Gas 3 Kg Tetap Disubsidi, Pemerintah Akan Uji Coba Distribusi Tertutup
A
A
A
JAKARTA - Pemerintah memastikan tidak akan mencabut subsidi gas elpiji 3 kilogram (kg) sehingga harganya tetap. Namun, pemerintah masih terus mencari formula yang pas untuk mengontrol subsidi tepat sasaran.
"Sudah dipastikan tidak ada pengalihan subsidi sehingga tidak menyebabkan kenaikan harga di pasaran,” ujar Direktur Perencanaan dan Pembangunan Infrastruktur Migas Kementerian Energi dan Sumber Daya Mineral (ESDM) Alimuddin Baso saat diskusi bertajuk “Perubahan Skema Elpiji 3 Kg” di Jakarta kemarin.

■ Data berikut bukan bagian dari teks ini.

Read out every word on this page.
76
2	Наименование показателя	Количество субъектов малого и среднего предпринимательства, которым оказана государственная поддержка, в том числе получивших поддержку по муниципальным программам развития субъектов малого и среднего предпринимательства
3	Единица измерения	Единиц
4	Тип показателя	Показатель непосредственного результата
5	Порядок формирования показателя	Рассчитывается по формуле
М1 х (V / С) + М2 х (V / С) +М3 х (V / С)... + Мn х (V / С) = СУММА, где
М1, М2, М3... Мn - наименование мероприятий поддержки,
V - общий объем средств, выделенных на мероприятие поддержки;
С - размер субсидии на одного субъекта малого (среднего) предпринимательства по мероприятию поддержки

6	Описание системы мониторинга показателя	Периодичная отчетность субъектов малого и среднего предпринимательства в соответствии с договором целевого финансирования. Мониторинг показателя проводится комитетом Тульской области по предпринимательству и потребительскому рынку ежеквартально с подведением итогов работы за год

Tapi, lanjut dia, ke depan konsumsi elpiji 3 kg harus dikontrol supaya tepat sasaran. Untuk itu, pihaknya terus melakukan kajian secara matang. Di antaranya dengan melakukan uji coba distribusi elpiji 3 kg secara tertutup sehingga mekanisme subsidi tersebut nanti tepat sasaran.
Menurut dia, saat ini kajian terkait distribusi elpiji 3 kg secara tertutup masih dalam kajian antar lembaga/kementerian. Kajian tersebut melibatkan Kementerian ESDM, Tim Nasional Percepatan Penanggulangan Kemiskinan (TNP2K), dan Kementerian Koordinator Bidang Pembangunan Manusiadan Kebudayaan (Menko PMK).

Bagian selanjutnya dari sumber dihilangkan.